Are you sure about that for “most of Asia”? I think we have very limited fossil evidence of H. erectus in Asia after 50k years ago. Certainly H. floresiensis was still around when we got to the island of Flores, though.
I got, and generally agree with, the larger point, he just picked an erroneous example to illustrate it with, and this is GD after all.
I see others have come in with examples(Tamerlane,I was thinking more of the spatha than the gladius, which I think of as Celtiberian not Gallic as such, but I don’t think there was as much of a clear-cut historical distinction between Celtic groups, was there? Maille was also what I had in mind. Didn’t think of the helmets, CHTT)
The Toba connection is fairly tenuous, as far as I can see. But, the record of drought from 135k to 70k BC is not so tenuous, and recent analysis of African genetic heritages support a widely separated, and small population from which all modern humans are descendant.
The thing is, at the time of the first interactions between modern, and ancient hominids, the patterns of population growth were already established. Homo Sapiens was already undergoing a rapid expansion, after a near extinction, and earlier varieties were at the long end of major reductions in population, some going back to periods well before the meeting. Genocide is simply not a necessary, or even particularly reasonable supposition.
Interesting to me is the possibility that it was not the entire species of humans that were in such small numbers, but rather some small segment of a larger population that had an advantage so great that only their descendants survived to the current day. Any number of other “modern humans” might have lived in the same niche, but only those with the “right stuff” left their genetic heritage.
That’s not a theory. It’s a conjecture, an opinion, or a speculation or even a hypothesis. But there’s no evidence and it really can’t be tested.
This is a problem with crap like the “Aquatic Ape Theory”, and the “Overkill Theory*”. Neither are Theories. They are conjecture, an opinion, or a speculation or even a hypothesis that fit some facts. Because they explain some of the facts very nicely, some accept them as “theories” when in fact thay are anything but. They sopund nice and they sound scientific but they are not scientific, since they have little or no evidence and can’t be tested. Dudes hear them on TV and think there is something to them, where in fact they are just Wild Assed Guesses.
*Quaternary extinction event - Wikipedia
I read that also but didn’t the report say that it was not the entire Human race of the the time that nearly died out but that branch that remained in Africa.
As I recall it was due to a temperature rise.
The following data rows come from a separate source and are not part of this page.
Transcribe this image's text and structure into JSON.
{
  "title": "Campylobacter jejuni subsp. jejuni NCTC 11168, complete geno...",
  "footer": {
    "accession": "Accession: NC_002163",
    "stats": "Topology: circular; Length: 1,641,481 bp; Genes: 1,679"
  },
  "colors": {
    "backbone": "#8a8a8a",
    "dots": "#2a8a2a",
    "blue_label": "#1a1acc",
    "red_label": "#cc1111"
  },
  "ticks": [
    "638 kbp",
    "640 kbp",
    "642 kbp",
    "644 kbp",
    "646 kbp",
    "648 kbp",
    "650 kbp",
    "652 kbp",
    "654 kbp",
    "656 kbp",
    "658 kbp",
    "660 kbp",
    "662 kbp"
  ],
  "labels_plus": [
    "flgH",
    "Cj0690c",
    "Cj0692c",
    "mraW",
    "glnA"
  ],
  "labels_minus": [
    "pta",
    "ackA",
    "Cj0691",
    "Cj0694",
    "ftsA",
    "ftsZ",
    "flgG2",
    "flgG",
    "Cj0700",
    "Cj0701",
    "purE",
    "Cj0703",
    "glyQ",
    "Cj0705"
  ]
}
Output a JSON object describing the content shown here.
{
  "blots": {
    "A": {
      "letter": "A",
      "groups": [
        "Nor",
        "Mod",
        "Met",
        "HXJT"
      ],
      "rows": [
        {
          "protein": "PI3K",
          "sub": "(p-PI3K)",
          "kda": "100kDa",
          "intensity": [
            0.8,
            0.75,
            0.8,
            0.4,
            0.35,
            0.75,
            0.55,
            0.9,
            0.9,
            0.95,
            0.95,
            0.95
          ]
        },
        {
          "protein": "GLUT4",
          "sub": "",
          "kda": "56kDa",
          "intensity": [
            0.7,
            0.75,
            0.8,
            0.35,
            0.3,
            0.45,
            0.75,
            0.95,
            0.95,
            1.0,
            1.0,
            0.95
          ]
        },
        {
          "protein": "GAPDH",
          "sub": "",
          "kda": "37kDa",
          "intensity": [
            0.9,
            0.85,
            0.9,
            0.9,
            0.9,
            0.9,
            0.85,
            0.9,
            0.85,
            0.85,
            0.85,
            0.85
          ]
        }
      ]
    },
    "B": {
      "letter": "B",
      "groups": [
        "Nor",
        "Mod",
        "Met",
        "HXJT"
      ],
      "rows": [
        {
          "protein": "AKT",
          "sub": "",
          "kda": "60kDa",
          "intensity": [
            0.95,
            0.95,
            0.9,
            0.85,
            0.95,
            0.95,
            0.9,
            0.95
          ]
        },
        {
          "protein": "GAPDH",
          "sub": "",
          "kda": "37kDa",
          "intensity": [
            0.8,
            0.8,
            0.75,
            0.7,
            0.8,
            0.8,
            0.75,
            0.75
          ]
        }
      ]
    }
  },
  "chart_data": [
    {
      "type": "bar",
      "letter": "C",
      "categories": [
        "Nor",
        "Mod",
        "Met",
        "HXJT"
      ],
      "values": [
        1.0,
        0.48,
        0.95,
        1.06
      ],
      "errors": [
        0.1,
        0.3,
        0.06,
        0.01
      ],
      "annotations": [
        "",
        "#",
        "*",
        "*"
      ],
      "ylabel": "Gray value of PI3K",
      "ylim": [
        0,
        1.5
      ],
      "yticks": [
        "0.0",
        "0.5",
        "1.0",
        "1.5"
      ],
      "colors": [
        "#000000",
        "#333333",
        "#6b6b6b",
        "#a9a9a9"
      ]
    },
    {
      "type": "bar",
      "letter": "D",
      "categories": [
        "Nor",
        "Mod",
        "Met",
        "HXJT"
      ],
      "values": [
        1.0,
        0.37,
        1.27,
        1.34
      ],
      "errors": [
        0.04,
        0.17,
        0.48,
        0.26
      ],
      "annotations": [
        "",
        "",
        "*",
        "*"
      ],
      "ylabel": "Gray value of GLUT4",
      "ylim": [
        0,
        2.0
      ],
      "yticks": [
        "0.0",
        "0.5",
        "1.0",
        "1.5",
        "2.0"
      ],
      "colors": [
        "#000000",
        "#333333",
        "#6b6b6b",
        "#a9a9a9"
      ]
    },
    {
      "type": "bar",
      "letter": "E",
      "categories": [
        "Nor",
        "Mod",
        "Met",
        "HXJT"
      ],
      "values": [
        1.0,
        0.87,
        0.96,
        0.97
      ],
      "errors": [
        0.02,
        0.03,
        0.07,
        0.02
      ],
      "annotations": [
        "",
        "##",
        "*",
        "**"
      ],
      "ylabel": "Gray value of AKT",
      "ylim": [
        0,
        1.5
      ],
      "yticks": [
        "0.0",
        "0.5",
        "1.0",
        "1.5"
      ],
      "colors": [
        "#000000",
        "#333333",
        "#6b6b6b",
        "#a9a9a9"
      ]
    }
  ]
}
Apparently, some time before seventy thousand years ago, the branch of humans that remained in Africa included all direct ancestors of the elusive "modern human. The prior migrations were all members of other sub-species. The climate change responsible was world wide, and would have been more complex than just a rise in temperature. For one thing, the duration was tens of thousands of years.
The mtDNA clock dating is not an entirely mature technology, so the speculative aspect of these theories remains. However, it is some direct evidence, which puts it in a realm not enjoyed by the “genocide” theory, which lacks any sort of direct evidence.
If an enormous amount of survival pressure were placed on our direct ancestors (proto-modern humans, I suppose) and that pressure was such that only a few thousand were capable of surviving wouldn’t I be wrong to infer that those survivors would be the absolute best of those humans?
Following that, when the pressure was removed somehow (climate change, migration to a more hospitable region, etc.) future generations of those ‘hyper survivors’ would be well poised to go through explosive population growth and expansion through being able to outcompete others in the same or similar niches?
Not unlike, I suppose, how we’re producing antibiotic-immune bacteria. The survivors have stronger survival traits than those that couldn’t make it through.